In manette per mafia l'eroina antimafia che piaceva tanto al Pd

Crotone«Rappresentiamo la parte buona della Calabria. Chiediamo al Pd di scegliere da che parte stare».
Carolina Girasole parlava, Pier Luigi Bersani la ascoltava attento. Era il 12 aprile del 2012. Pochi giorni prima alla donna simbolo dell'antimafia in Calabria le cosche avevano lanciato, si legge nelle cronache del tempo, l'ennesima intimidazione: il sindaco di Isola Capo Rizzuto dava fastidio ai mammasantissima ed il Pd ne aveva fatto un'icona. «Sono venuto per non far passare l'idea che tutta la politica sia una cosa sporca e a dimostrare che l'Italia sta al fianco delle persone perbene», spiegava Bersani. Certezze da smacchiatore di giaguari: Carolina Girasole l'hanno arrestata ieri i finanzieri del Comando provinciale di Crotone, sulla base di un ordine di custodia cautelare emesso dal Gip di Catanzaro su richiesta della Procura antimafia. Voti in cambio di favori: lei è finita ai domiciliari insieme al marito Francesco Pugliese, altre 8 persone in carcere. Tra loro il vecchio boss di Isola, Nicola Arena, già detenuto, e i figli Massimo e Pasquale.
Al centro delle indagini, basate sui reati di corruzione elettorale, associazione mafiosa, usura e turbativa d'asta, i terreni degli Arena. Confiscati nel 2007, su quegli appezzamenti l'ex primo cittadino isolano aveva costruito la sua immagine di lady di ferro. «Non sarò soddisfatta fino a quando non li avrò consegnati a don Ciotti», andava ripetendo. Eppure, stando agli atti dell'inchiesta, proprio gli Arena, sollecitati da Pugliese, avevano favorito la sua elezione nel 2008, continuando poi a tenersi stretti i loro pezzi di terra. E quando il Comune pubblicò un bando per la raccolta e commercializzazione dei frutti maturati, a rispondere furono tre imprenditori. Manco a dirlo, vicini agli Arena.
Accuse da provare, ma che già mettono in imbarazzo il Pd, che del sindaco di Isola e delle sue colleghe di Monasterace e Rosarno, Maria Carmela Lanzetta ed Elisabetta Tripodi, aveva fatto le icone della lotta alle cosche. Per dire: nel febbraio del 2012 la Girasole riceve in municipio la deputata (oggi senatrice) Doris Lo Moro, magistrato prestato alla politica. «Non ho dubbi sulla correttezza e sulle qualità etiche e morali di chi rappresenta l'amministrazione», assicura l'esponente democratica ai microfoni delle tv locali.
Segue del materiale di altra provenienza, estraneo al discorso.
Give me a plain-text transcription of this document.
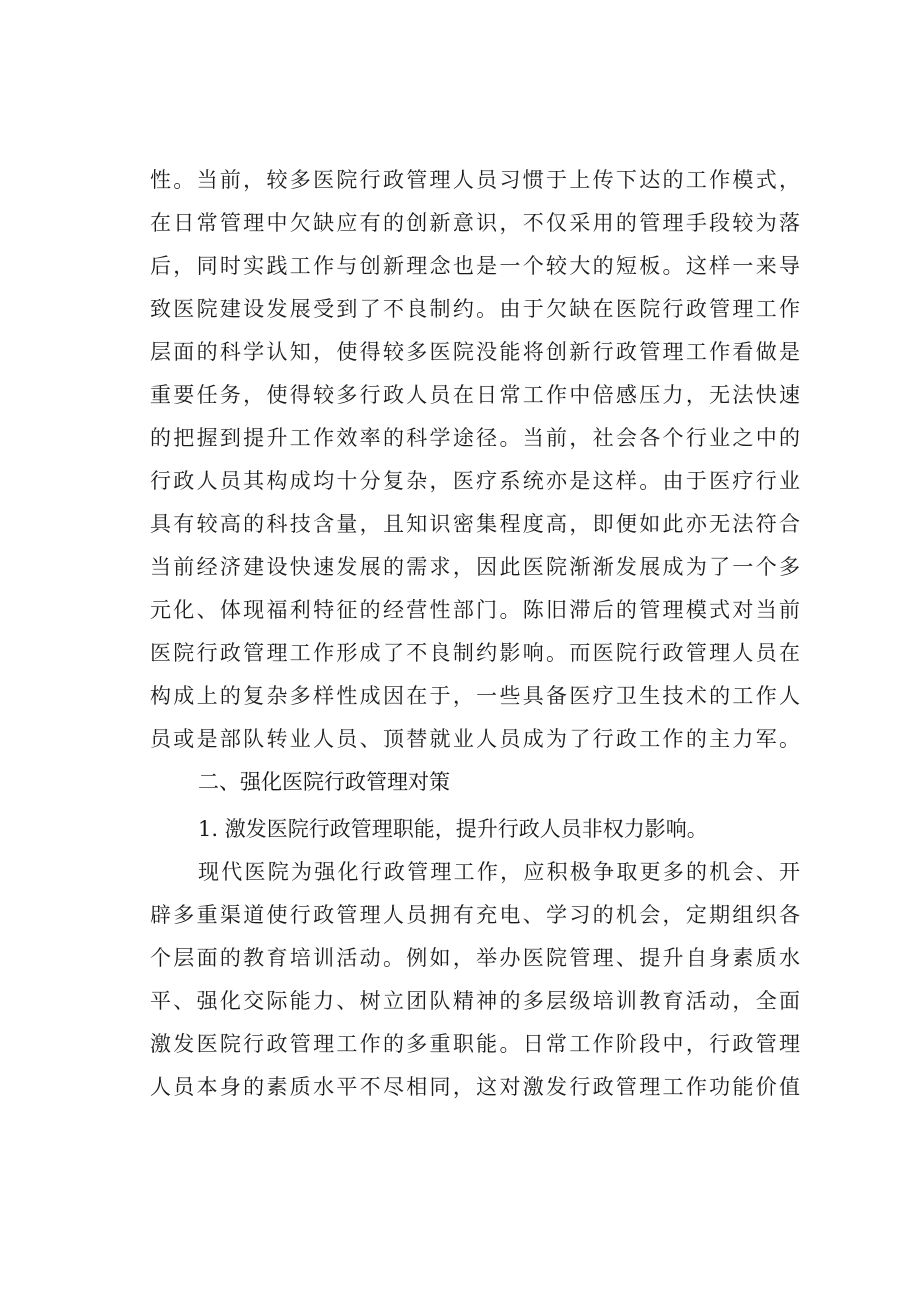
性。当前，较多医院行政管理人员习惯于上传下达的工作模式，
在日常管理中欠缺应有的创新意识，不仅采用的管理手段较为落
后，同时实践工作与创新理念也是一个较大的短板。这样一来导
致医院建设发展受到了不良制约。由于欠缺在医院行政管理工作
层面的科学认知，使得较多医院没能将创新行政管理工作看做是
重要任务，使得较多行政人员在日常工作中倍感压力，无法快速
的把握到提升工作效率的科学途径。当前，社会各个行业之中的
行政人员其构成均十分复杂，医疗系统亦是这样。由于医疗行业
具有较高的科技含量，且知识密集程度高，即便如此亦无法符合
当前经济建设快速发展的需求，因此医院渐渐发展成为了一个多
元化、体现福利特征的经营性部门。陈旧滞后的管理模式对当前
医院行政管理工作形成了不良制约影响。而医院行政管理人员在
构成上的复杂多样性成因在于，一些具备医疗卫生技术的工作人
员或是部队转业人员、顶替就业人员成为了行政工作的主力军。
二、强化医院行政管理对策
1. 激发医院行政管理职能，提升行政人员非权力影响。
现代医院为强化行政管理工作，应积极争取更多的机会、开
辟多重渠道使行政管理人员拥有充电、学习的机会，定期组织各
个层面的教育培训活动。例如，举办医院管理、提升自身素质水
平、强化交际能力、树立团队精神的多层级培训教育活动，全面
激发医院行政管理工作的多重职能。日常工作阶段中，行政管理
人员本身的素质水平不尽相同，这对激发行政管理工作功能价值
E visto che c'è, propone «l'istituzione di una commissione d'inchiesta sulle intimidazioni agli amministratori». Due mesi dopo, il sindaco superstar prende parte al «25 aprile della legalità» con il presidente dell'Anci, l'attuale ministro Graziano Delrio. Che cala l'asso: «Non sei sola, e noi non ci stiamo alle non regole della mafia». A settembre a Reggio Emilia s'apre la festa nazionale del Pd, Carolina Girasole è al fianco del vicepresidente della Commissione antimafia, il senatore (ovviamente democratico) Luigi De Sena, per raccontare la sua esperienza in una sala dal nome emblematico: «I cento passi».
Sempre in prima fila, perfetta e sopra le righe il giusto necessario, l'eroina calabrese pare pronta al grande salto: il Parlamento. Ma Rosy Bindi si mette di traverso: lo scranno calabrese, quello sicuro, lo vuole per sé. La Girasole si mette sotto l'ala di Monti. Numero due nella lista del Professore con investitura dell'allora ministro Andrea Riccardi: «Ci hanno detto che in Calabria non era possibile far politica senza i capi bastone. Carolina Girasole dimostra che è possibile il contrario». Ma nelle urne va male, ed in municipio il Pd rende pan per focaccia. S'apre la crisi. A maggio si torna al voto. La Girasole perde malamente. E quando un incendio doloso le manda in fumo la casa al mare, il commissario regionale dei democrat, il deputato Alfredo D'Attorre, torna ad abbracciarla: «Ti siamo vicini: l'impegno che hai assunto contro la criminalità organizzata non può essere cancellato».

E così tutti i parlamentari calabresi di Pd e Sel e, con loro, il viceministro agli interni, Filippo Bubbico. Che a nome del Governo le esprime «solidarietà per l'atto intimidatorio subìto».
Parole. Adesso portate via dal vento di un'inchiesta giudiziaria.